The text called The Admonitions of Ipuwer is a lament over the breakdown of society in Egypt, and some compare it to the laments over upheavals found in the Biblical prophets. Ipuwer is most famous in Biblical studies because it contains a line stating that the Nile is blood – and yet people drink from it anyway. This as an obvious historical parallel in the turning of the Nile to blood during the period of the plagues prior to the exodus. Verse 29 expressed it this way: “he turned their waters into blood, causing their fish to die.” 

Although the date of the composition of Ipuwer is unknown, this lament was probably written long before the exodus and thus is not describing the Biblical event. The expression that the Nile “turned to blood” in Ipuwer may help us to understand what the term would have meant to ancient readers. The implication does not appear to have been that the river was literally full of blood but more likely that the water was so polluted as to have been barely usable. 

Psalm 106 

The psalmist says, “The LORD is good! We have sinned like our fathers. They forgot their God. They served idols. But the LORD remembered his covenant.” 
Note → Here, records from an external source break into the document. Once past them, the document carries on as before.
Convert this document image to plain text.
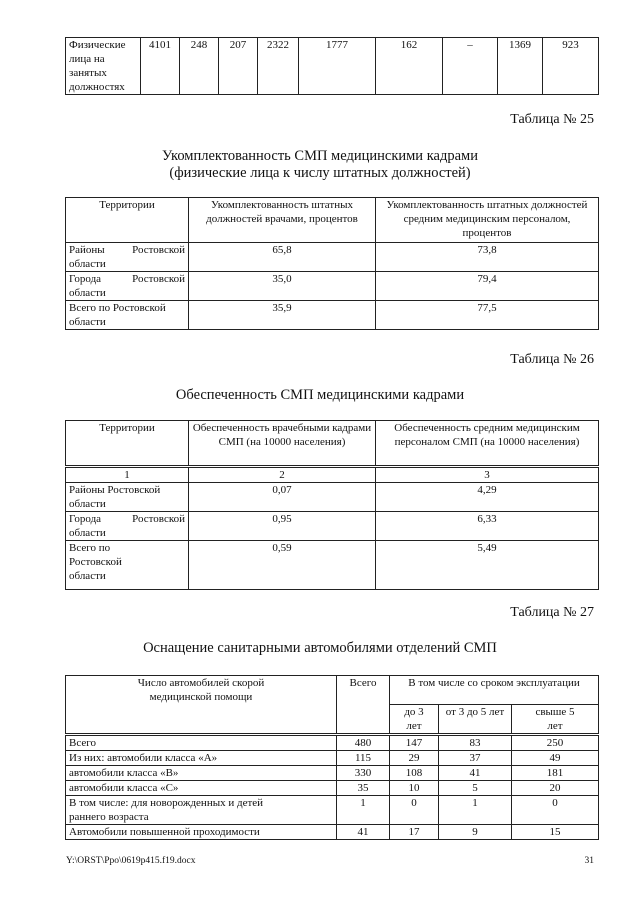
Физические лица на занятых должностях	4101	248	207	2322	1777	162	–	1369	923
Таблица № 25
Укомплектованность СМП медицинскими кадрами
(физические лица к числу штатных должностей)
Территории	Укомплектованность штатных должностей врачами, процентов	Укомплектованность штатных должностей средним медицинским персоналом, процентов
Районы Ростовской области	65,8	73,8
Города Ростовской области	35,0	79,4
Всего по Ростовской области	35,9	77,5
Таблица № 26
Обеспеченность СМП медицинскими кадрами
Территории	Обеспеченность врачебными кадрами СМП (на 10000 населения)	Обеспеченность средним медицинским персоналом СМП (на 10000 населения)
1	2	3
Районы Ростовской области	0,07	4,29
Города Ростовской области	0,95	6,33

Всего по Ростовской области	0,59	5,49
Таблица № 27
Оснащение санитарными автомобилями отделений СМП
Число автомобилей скорой медицинской помощи	Всего	В том числе со сроком эксплуатации		
		до 3 лет	от 3 до 5 лет	свыше 5 лет
Всего	480	147	83	250
Из них: автомобили класса «А»	115	29	37	49
автомобили класса «В»	330	108	41	181
автомобили класса «С»	35	10	5	20

В том числе: для новорожденных и детей раннего возраста	1	0	1	0
Автомобили повышенной проходимости	41	17	9	15
Y:\ORST\Ppo\0619p415.f19.docx	31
When the Israelites were encamped at Mount Horeb they worshiped the image of a calf cast in gold, a practice they had no doubt learned in Egypt. The Cairo Hymn of Praise to Amon-Re describes the chief Egyptian god variously as the Goodly Bull, the bull of Heliopolis and the bull of his mother. The bull’s two eyes were the sun and the moon; both bovine and solar images were incorporated into the cult of Amon-Re. He was worshiped as the creator god who generated heaven, Earth, humankind and animal life and was believed to have been the father of all other gods, and the sustainer of the Egyptian kings. Although Amon-Re rescued the poor and downtrodden, he nevertheless kept his name a secret from his children (Amon means “hidden”). 
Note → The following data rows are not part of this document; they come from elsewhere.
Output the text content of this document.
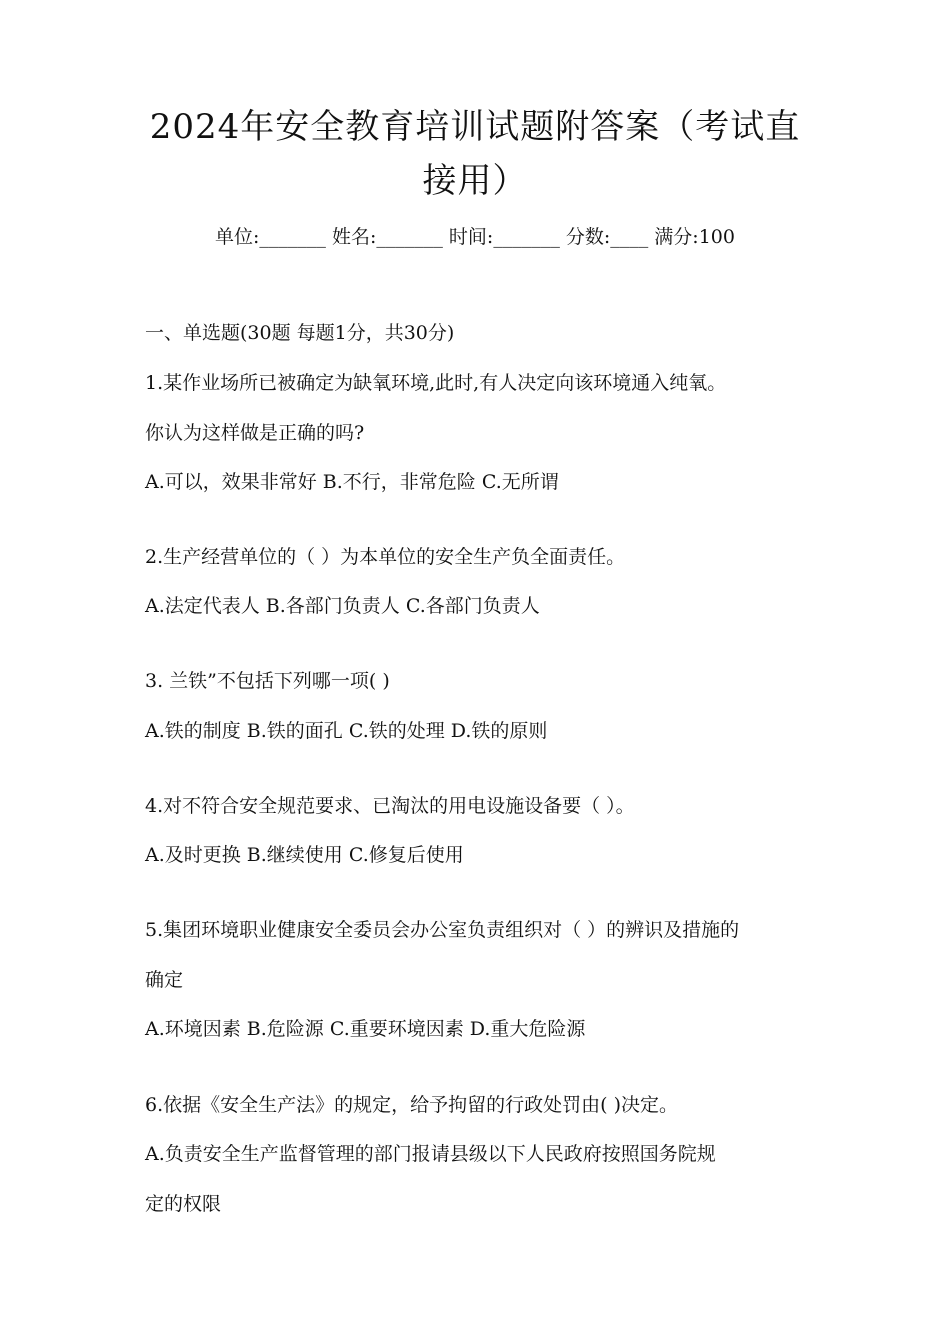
2024年安全教育培训试题附答案（考试直
接用）
单位:_______ 姓名:_______ 时间:_______ 分数:____ 满分:100
一、单选题(30题 每题1分，共30分)
1.某作业场所已被确定为缺氧环境,此时,有人决定向该环境通入纯氧。
你认为这样做是正确的吗?
A.可以，效果非常好 B.不行，非常危险 C.无所谓
2.生产经营单位的（ ）为本单位的安全生产负全面责任。
A.法定代表人 B.各部门负责人 C.各部门负责人
3. 兰铁”不包括下列哪一项( )
A.铁的制度 B.铁的面孔 C.铁的处理 D.铁的原则
4.对不符合安全规范要求、已淘汰的用电设施设备要（ ）。
A.及时更换 B.继续使用 C.修复后使用
5.集团环境职业健康安全委员会办公室负责组织对（ ）的辨识及措施的
确定
A.环境因素 B.危险源 C.重要环境因素 D.重大危险源
6.依据《安全生产法》的规定，给予拘留的行政处罚由( )决定。
A.负责安全生产监督管理的部门报请县级以下人民政府按照国务院规
定的权限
When the Israelites formed the golden calf, they insulted God by using the same image employed to portray Egyptian and Canaanite gods, possibly even attributing his saving acts to one of these false gods. Unlike the “hidden” god Amon-Re, however, the one true God revealed himself to his people both in his name and in his miraculous deeds. It is important to recognize that the worship of the bull god was in keeping with everything the Israelites had learned in Egypt and that it was, in their view, entirely appropriate… even though their sin was an obvious violation of God’s commands.